Ditto Murray’s anthropomorphic bronze depicting a cartoon pig with Pinocchio-length nose. He, or for that matter she (I checked, no penis), could be anyone who has ever told a lie. This sculpture is also a nifty update of Porky Pig, a pop icon birthed in Depression-era America.
In a show that sees Murray revisit his love of comic book iconography, the meaning of both these works is, however, not entirely generic. Political power, and its “venal abuse” as Murray put it during a speech at his book launch last year, lingers like an eMalahleni smog over his show.
?Our collective passivity in the face of this perceived abuse is also noticeably skewered. Entering Again Again, one encounters Somnambulance: Harry, a steel relief depicting a bespectacled zombie figure, his arms outstretched in classic B-movie style. Is he a citizen? A voter?
Upstairs, there are seven more of Harry’s friends, adult zombies representing both genders. And much more. Like the first iteration of Hail to the Thief, Again Again includes a number of Murray’s formalist bronzes, seductive pieces that loop back to his late-1980s graduate work at the University of Cape Town.
They include a Janus-faced pig with two of the same face, a dwarf gorilla with its face planted in the wall, and a pair of bulls standing back-to-back, belly buttons protruding.
Speaking at the launch of his self- titled monograph early last year, Murray admitted that his infamous “dick joke” prompted some “prevarication” afterwards.
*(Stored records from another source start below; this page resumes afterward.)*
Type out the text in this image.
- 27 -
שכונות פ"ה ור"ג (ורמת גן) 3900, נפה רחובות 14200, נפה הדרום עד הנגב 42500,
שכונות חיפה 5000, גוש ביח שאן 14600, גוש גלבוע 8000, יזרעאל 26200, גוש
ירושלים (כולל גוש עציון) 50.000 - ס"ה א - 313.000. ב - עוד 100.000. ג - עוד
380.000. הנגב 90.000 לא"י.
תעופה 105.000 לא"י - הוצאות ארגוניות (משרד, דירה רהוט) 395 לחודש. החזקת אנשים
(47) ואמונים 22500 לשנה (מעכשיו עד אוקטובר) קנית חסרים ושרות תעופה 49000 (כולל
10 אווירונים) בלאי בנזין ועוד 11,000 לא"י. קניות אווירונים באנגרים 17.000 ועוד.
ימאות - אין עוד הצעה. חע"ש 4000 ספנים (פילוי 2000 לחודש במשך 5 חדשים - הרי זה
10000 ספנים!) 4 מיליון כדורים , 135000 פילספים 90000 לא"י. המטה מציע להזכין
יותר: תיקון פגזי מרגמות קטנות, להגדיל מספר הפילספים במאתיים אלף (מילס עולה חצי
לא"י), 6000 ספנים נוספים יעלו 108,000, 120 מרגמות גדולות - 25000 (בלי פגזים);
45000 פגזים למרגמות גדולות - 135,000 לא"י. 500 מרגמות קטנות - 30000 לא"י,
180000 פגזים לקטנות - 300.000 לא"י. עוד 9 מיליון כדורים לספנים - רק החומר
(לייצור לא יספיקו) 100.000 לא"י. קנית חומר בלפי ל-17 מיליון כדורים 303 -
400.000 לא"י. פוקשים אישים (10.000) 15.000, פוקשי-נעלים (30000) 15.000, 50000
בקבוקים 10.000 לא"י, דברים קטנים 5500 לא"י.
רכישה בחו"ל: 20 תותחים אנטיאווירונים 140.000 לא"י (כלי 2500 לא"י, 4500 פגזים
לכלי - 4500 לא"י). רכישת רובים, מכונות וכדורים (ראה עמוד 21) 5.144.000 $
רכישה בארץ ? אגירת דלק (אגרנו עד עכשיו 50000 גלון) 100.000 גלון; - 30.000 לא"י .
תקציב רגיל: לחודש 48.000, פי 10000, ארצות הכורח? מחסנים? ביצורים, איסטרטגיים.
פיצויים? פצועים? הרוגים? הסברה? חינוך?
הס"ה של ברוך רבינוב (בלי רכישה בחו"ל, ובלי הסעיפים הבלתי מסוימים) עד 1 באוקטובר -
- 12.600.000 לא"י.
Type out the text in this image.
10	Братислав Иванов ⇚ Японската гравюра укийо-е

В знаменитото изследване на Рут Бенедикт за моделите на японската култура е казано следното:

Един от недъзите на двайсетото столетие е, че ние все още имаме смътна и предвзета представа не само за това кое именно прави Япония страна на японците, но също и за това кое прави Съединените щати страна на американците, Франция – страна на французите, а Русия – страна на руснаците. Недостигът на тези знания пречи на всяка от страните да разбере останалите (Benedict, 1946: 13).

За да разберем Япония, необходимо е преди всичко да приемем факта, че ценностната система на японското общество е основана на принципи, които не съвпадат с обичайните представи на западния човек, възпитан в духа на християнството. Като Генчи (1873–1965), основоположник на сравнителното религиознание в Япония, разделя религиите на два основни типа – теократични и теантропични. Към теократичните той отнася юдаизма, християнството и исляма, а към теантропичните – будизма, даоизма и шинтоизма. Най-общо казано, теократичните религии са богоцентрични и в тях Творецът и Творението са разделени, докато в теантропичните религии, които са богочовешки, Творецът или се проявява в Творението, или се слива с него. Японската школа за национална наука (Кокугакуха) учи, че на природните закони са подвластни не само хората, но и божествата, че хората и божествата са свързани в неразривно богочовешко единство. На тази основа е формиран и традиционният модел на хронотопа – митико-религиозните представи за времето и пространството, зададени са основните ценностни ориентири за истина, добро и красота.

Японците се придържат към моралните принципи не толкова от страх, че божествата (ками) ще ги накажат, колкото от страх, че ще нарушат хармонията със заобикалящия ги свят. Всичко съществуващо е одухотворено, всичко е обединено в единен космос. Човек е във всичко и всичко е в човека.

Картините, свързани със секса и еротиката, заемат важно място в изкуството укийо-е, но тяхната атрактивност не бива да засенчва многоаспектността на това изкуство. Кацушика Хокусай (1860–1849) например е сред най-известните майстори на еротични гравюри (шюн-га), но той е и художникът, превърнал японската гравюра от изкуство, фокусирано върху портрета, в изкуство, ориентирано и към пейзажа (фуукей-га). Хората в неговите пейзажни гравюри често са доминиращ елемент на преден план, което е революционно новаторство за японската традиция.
Was he racist? Was he an arrogant white? Were his jokes no funnier than Leon Schuster’s?
?Conundrums matched but lots of double guessing. During his talk Murray also remarked: “It’s just a pity that all the work I have produced up to The Spear, and all the work I will make going forward will always be seen in relation to this event.”
At its core, the debacle around The Spear replayed what are now defining features of contemporary South African politics: ritual noise and political irresolution. In a departure from his usual media, Murray essays this impasse, and the substantial noise it continues to generate, in a sober two-channel video work.
Triumph, as it is titled, shows two male actors – one is black, the other white – interpreting the same political script. Wearing exactly the same suit, they gesticulate and raise their voices.
Long live the nation!” they chime as this nearly seven-minute work reaches its shouted crescendo. “The Party is me! I am the nation, just as you are the nation. And together we are the chosen people!”
Sure it’s unfunny and didactic, but the punchline is easily comprehended. Much like in another work, Call and Response, where Murray lays bare his current temperament. “I must not make political art,” reads a mantra-like sentence on black panel. The sentence is repeated row after row.
Like Bart Simpson, who forever writes out his punishment at the start of The Simpsons, Murray is a refusenik. The corresponding panel to his mantra contains only one sentence: “You are a corrupt fuck!”